Listen to the full interview of Jean Meeks-Koch with Adam Torres on the Mission Matters Money Podcast.
How did you get started on the path of entrepreneurship?
Dr. Meeks-Koch says her path to entrepreneurship began when her late husband founded a multi-million dollar construction company. After his passing, she earned her Ph.D. and transitioned into academia and consulting. Her first consulting client was a nursery business run by a multi-generational family; this, she says, led directly to her next entrepreneurial venture.
The consulting firm focused primarily on large enterprise and governmental institution management, but after encountering the multi-generational business that served as a turning point for her, she launched Positively People and became a senior consultant at Family Business Consulting Group (FBCG), a 30-year-old collaboration of family business consultants and practitioners, sharing thoughts, ideas, and intellectual property.
Talk with us about the strengths and challenges of multi-generational businesses.
A multi-generational business, Meeks-Koch explains, is one in which the founder(s) intend to involve their siblings or children in its management, extending its legacy by growing its reach or creating subsequent businesses springing from the original.

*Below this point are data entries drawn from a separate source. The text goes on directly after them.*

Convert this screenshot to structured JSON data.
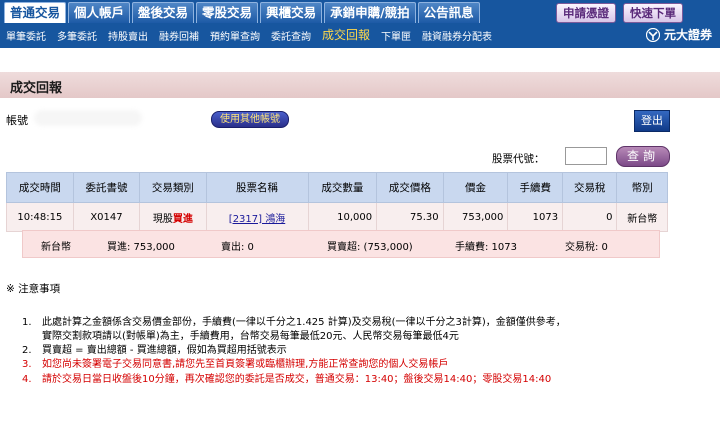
{
  "nav": {
    "tabs": [
      "普通交易",
      "個人帳戶",
      "盤後交易",
      "零股交易",
      "興櫃交易",
      "承銷申購/競拍",
      "公告訊息"
    ],
    "active_tab": 0,
    "apply_cert": "申請憑證",
    "quick_order": "快速下單",
    "subnav": [
      "單筆委託",
      "多筆委託",
      "持股賣出",
      "融券回補",
      "預約單查詢",
      "委託查詢",
      "成交回報",
      "下單匣",
      "融資融券分配表"
    ],
    "active_sub": 6,
    "brand": "元大證券"
  },
  "page": {
    "title": "成交回報",
    "account_label": "帳號",
    "other_account": "使用其他帳號",
    "logout": "登出",
    "stock_code_label": "股票代號：",
    "stock_code_value": "",
    "query": "查詢"
  },
  "table": {
    "headers": [
      "成交時間",
      "委託書號",
      "交易類別",
      "股票名稱",
      "成交數量",
      "成交價格",
      "價金",
      "手續費",
      "交易稅",
      "幣別"
    ],
    "rows": [
      {
        "time": "10:48:15",
        "order_no": "X0147",
        "type_prefix": "現股",
        "type_action": "買進",
        "stock": "[2317] 鴻海",
        "qty": "10,000",
        "price": "75.30",
        "amount": "753,000",
        "fee": "1073",
        "tax": "0",
        "currency": "新台幣"
      }
    ]
  },
  "summary": {
    "currency": "新台幣",
    "buy": "買進: 753,000",
    "sell": "賣出: 0",
    "net": "買賣超: (753,000)",
    "fee": "手續費: 1073",
    "tax": "交易稅: 0"
  },
  "notes": {
    "title": "※ 注意事項",
    "items": [
      {
        "num": "1.",
        "text": "此處計算之金額係含交易價金部份，手續費(一律以千分之1.425 計算)及交易稅(一律以千分之3計算)，金額僅供參考，"
      },
      {
        "num": "",
        "text": "實際交割款項請以(對帳單)為主，手續費用，台幣交易每筆最低20元、人民幣交易每筆最低4元"
      },
      {
        "num": "2.",
        "text": "買賣超 = 賣出總額 - 買進總額，假如為買超用括號表示"
      },
      {
        "num": "3.",
        "text": "如您尚未簽署電子交易同意書,請您先至首頁簽署或臨櫃辦理,方能正常查詢您的個人交易帳戶"
      },
      {
        "num": "4.",
        "text": "請於交易日當日收盤後10分鐘，再次確認您的委託是否成交，普通交易：13:40；盤後交易14:40；零股交易14:40"
      }
    ]
  },
  "colors": {
    "nav_bg": "#17569f",
    "title_band": "#e8cfcf",
    "header": "#c9d8ef",
    "row": "#f8eeee",
    "alert": "#d40000"
  }
}
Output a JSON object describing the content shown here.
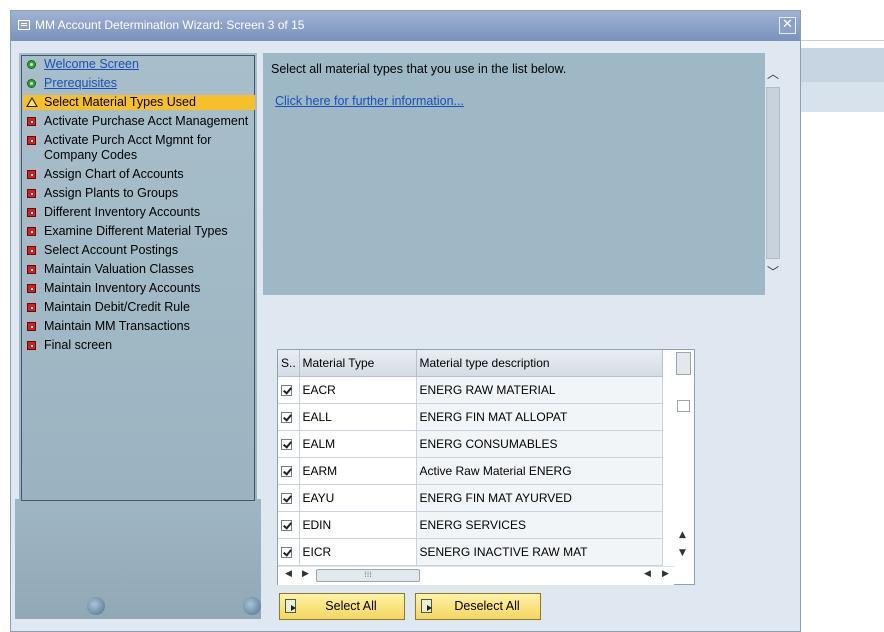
{
  "window": {
    "title": "MM Account Determination Wizard: Screen 3 of 15",
    "close_symbol": "✕"
  },
  "nav": {
    "items": [
      {
        "label": "Welcome Screen",
        "status": "done",
        "icon": "green-circle-icon",
        "link": true
      },
      {
        "label": "Prerequisites",
        "status": "done",
        "icon": "green-circle-icon",
        "link": true
      },
      {
        "label": "Select Material Types Used",
        "status": "current",
        "icon": "warning-icon",
        "link": false
      },
      {
        "label": "Activate Purchase Acct Management",
        "status": "pending",
        "icon": "red-square-icon",
        "link": false
      },
      {
        "label": "Activate Purch Acct Mgmnt for Company Codes",
        "status": "pending",
        "icon": "red-square-icon",
        "link": false
      },
      {
        "label": "Assign Chart of Accounts",
        "status": "pending",
        "icon": "red-square-icon",
        "link": false
      },
      {
        "label": "Assign Plants to Groups",
        "status": "pending",
        "icon": "red-square-icon",
        "link": false
      },
      {
        "label": "Different Inventory Accounts",
        "status": "pending",
        "icon": "red-square-icon",
        "link": false
      },
      {
        "label": "Examine Different Material Types",
        "status": "pending",
        "icon": "red-square-icon",
        "link": false
      },
      {
        "label": "Select Account Postings",
        "status": "pending",
        "icon": "red-square-icon",
        "link": false
      },
      {
        "label": "Maintain Valuation Classes",
        "status": "pending",
        "icon": "red-square-icon",
        "link": false
      },
      {
        "label": "Maintain Inventory Accounts",
        "status": "pending",
        "icon": "red-square-icon",
        "link": false
      },
      {
        "label": "Maintain Debit/Credit Rule",
        "status": "pending",
        "icon": "red-square-icon",
        "link": false
      },
      {
        "label": "Maintain MM Transactions",
        "status": "pending",
        "icon": "red-square-icon",
        "link": false
      },
      {
        "label": "Final screen",
        "status": "pending",
        "icon": "red-square-icon",
        "link": false
      }
    ]
  },
  "info": {
    "text": "Select all material types that you use in the list below.",
    "link": "Click here for further information..."
  },
  "table": {
    "columns": [
      "S..",
      "Material Type",
      "Material type description"
    ],
    "rows": [
      {
        "selected": true,
        "type": "EACR",
        "desc": "ENERG RAW MATERIAL"
      },
      {
        "selected": true,
        "type": "EALL",
        "desc": "ENERG FIN MAT ALLOPAT"
      },
      {
        "selected": true,
        "type": "EALM",
        "desc": "ENERG CONSUMABLES"
      },
      {
        "selected": true,
        "type": "EARM",
        "desc": "Active Raw Material ENERG"
      },
      {
        "selected": true,
        "type": "EAYU",
        "desc": "ENERG FIN MAT AYURVED"
      },
      {
        "selected": true,
        "type": "EDIN",
        "desc": "ENERG SERVICES"
      },
      {
        "selected": true,
        "type": "EICR",
        "desc": "SENERG INACTIVE RAW MAT"
      }
    ]
  },
  "buttons": {
    "select_all": "Select All",
    "deselect_all": "Deselect All"
  },
  "colors": {
    "selected_step": "#f7c02a",
    "button": "#f4d660",
    "title_bar": "#7991bc"
  }
}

As such, founders and their families often face the challenge of vision alignment. “Hence, we look at family enterprises in a three-circle model, where we note why they are unique, how the family impacts the operating business, and how the family impacts governance,” she explains.
Family governance is a unique aspect of family businesses, she notes. When a business focuses on governance and creates systems, structures, protocols, and policies that everyone agrees to, sustainability can be maintained. It’s essential to conduct this kind of planning sooner rather than later in order to achieve and maintain success, she advises: it’s important to go into the process of building a family business with as many resources at your disposal as possible.
“Your issue is continuity in the family enterprise,” she says, and stresses that prospective founders should “look for good resources, such as reading family business magazines or joining universities with family business centers, before dipping your toes in a multi-generation family enterprise.”
The significance of third-generation family businesses
The involvement of a third generation in a family business is a pivotal point, Meeks-Koch notes, because these inheritors have less of an opportunity to spend time with the founding generation than the one before it did; they may not even live in the same household. On the bright side, she says, they can bring fresh interpretations and new perspectives to the table to help the business maintain some modernity to support its long-term sustainability.
How does Positively People help its clients?
Positively People provides a platform for conversations about differences in how each generation sees the business’s future, helping them to align their perspectives into a singular vision.
Within a big or extended family, the values within each nuclear family can differ slightly. “We create a safe and neutral environment to have discussions where all the voices can be heard, which leads to defining the future,” Meeks-Koch explains. “We take away the titles and focus on bringing it down to the basics of you as a family member.” The end goal, always, is to arrive at an effective family business continuity plan that actually works, resolving or even preventing conflict and setting the family business up for enterprise success.